“I’ve dedicated my entire baseball life to the challenging art of throwing the knuckleball,” says Wakefield in the premiere episode. “Now, I’ve embarked on this mission to continue the knuckleball legacy. These guys were great athletes on the gridiron so I wanted to try this experiment out. You don’t have to grip the baseball the way I threw it, but if you want to win, you have to lose the spin.”
In addition to Wakefield and Millar, The Next Knuckler will feature special guests, including 2012 NL Cy Young Award Winner and knuckleball pitcher R.A. Dickey of the Toronto Blue Jays, Boston Red Sox catcher Jarrod Saltalamacchia, former All-Star knuckleball pitcher Charlie Hough and 15-year old knuckleball phenom Chelsea Baker, who threw two perfect games for her Plant City Little League team in 2010.
“We look forward to being featured on The Next Knuckler and giving an opportunity to one of these top-flight athletes to come to Spring Training with the D-backs,” said D-backs President and CEO Derrick Hall. “With a knuckleball, you never know what kind of success a pitcher will have and that’s part of the intrigue for our franchise to take part in this reality show.”
Following the premiere hour-long elimination episode of the The Next Knuckler on Wednesday, February 13 at 9:00 p.m. ET, the final three episodes will air on February 14, 20 and 21 at 10:00 p.m. ET, with a re-air of the previous episode beginning at 9:00 p.m. ET.

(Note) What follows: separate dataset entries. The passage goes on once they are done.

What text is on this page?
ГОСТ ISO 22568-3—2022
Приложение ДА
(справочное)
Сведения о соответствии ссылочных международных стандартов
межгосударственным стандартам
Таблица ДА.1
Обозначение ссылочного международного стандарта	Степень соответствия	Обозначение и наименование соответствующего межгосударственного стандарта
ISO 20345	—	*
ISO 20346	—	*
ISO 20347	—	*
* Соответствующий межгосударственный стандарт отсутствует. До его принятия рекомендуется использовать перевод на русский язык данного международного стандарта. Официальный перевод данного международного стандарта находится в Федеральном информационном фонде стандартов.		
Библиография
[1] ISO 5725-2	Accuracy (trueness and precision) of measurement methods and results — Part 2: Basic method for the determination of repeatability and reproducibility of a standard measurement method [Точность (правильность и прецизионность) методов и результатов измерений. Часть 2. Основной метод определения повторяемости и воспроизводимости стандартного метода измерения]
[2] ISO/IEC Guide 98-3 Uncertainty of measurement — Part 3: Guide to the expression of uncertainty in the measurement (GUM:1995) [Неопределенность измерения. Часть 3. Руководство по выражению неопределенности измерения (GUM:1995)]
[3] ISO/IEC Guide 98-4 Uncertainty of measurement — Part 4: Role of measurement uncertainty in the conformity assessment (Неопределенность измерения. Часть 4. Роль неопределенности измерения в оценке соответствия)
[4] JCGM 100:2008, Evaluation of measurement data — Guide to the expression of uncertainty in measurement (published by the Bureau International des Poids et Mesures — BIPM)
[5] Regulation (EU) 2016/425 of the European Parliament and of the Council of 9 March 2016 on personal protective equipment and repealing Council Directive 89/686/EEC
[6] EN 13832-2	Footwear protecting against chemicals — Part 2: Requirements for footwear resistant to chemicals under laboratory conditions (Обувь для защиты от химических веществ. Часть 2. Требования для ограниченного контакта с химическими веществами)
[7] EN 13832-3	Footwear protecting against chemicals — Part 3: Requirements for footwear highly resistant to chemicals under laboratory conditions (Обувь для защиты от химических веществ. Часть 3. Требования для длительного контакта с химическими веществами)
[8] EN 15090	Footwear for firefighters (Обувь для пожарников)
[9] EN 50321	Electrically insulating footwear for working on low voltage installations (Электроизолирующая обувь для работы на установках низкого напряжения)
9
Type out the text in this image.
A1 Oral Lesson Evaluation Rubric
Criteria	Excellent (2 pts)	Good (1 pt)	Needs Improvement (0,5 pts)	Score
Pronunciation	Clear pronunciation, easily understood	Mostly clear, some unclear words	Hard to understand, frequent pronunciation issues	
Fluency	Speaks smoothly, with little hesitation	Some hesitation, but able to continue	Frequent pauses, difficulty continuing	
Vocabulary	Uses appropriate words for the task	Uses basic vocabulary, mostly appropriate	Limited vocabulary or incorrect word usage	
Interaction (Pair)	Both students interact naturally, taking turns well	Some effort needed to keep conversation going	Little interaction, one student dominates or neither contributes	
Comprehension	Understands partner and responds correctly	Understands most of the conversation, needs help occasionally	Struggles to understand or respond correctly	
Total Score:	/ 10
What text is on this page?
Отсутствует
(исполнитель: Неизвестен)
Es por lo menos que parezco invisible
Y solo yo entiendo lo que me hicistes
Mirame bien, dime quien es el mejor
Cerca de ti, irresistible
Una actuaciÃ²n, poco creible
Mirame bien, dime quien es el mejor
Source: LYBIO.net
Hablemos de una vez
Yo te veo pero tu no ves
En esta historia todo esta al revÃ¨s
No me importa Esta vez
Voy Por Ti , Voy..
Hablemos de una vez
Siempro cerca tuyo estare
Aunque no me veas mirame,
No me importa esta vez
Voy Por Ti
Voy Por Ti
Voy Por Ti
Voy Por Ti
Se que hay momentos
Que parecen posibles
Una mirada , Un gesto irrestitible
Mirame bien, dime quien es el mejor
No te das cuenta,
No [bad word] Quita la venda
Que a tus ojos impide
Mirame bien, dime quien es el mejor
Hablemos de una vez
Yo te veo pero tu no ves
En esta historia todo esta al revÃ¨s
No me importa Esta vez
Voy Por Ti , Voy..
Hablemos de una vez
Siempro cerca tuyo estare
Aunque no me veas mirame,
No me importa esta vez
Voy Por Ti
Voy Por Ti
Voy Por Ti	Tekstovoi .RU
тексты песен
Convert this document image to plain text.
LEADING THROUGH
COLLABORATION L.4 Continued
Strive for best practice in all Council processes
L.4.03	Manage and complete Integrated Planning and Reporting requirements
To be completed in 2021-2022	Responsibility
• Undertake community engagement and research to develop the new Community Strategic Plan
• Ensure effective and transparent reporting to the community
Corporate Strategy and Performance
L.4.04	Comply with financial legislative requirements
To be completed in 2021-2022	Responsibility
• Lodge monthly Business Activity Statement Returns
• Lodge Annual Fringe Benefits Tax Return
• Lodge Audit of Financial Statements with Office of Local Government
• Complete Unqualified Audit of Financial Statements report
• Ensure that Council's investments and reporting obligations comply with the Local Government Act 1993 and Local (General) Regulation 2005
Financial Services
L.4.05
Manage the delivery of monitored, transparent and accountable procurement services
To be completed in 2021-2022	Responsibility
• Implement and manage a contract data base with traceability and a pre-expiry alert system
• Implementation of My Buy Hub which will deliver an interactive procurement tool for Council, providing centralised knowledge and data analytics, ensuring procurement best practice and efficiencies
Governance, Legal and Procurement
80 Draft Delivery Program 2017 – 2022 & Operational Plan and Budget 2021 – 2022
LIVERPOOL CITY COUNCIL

John David Booty, 28, was the starting quarterback for two seasons at USC where he went 9-0 against top-25 teams. He was a fifth-round NFL draft selection of the Minnesota Vikings in 2008. Josh Booty, 37, John David’s older brother, was the fifth overall draft pick by the Florida Marlins in 1994 and played in 13 MLB games for the Marlins between 1996 and 1998. Booty was also a quarterback at LSU and was drafted in the sixth round of the 2001 NFL Draft by the Seattle Seahawks. Doug Flutie, 50, won the 1984 Heisman Trophy while at Boston College and his “Hail Mary” touchdown pass against the University of Miami is regarded as one of the greatest plays in college football history. Flutie went on to a storied CFL career and played for the Buffalo Bills and New England Patriots, among others in the NFL. David Greene, 30, set the SEC’s all-time passing yards record while playing at the University of Georgia and was once the winningest quarterback in NCAA Division I FBS history. Greene was drafted in the third round of the 2005 NFL Draft by the Seattle Seahawks. Ryan Perrilloux, 26, played his college football at LSU and Jacksonville State. Perrilloux was named the 2009 Ohio Valley Conference Offensive Player of the Year while at Jacksonville State and spent time with the NFL’s New York Giants.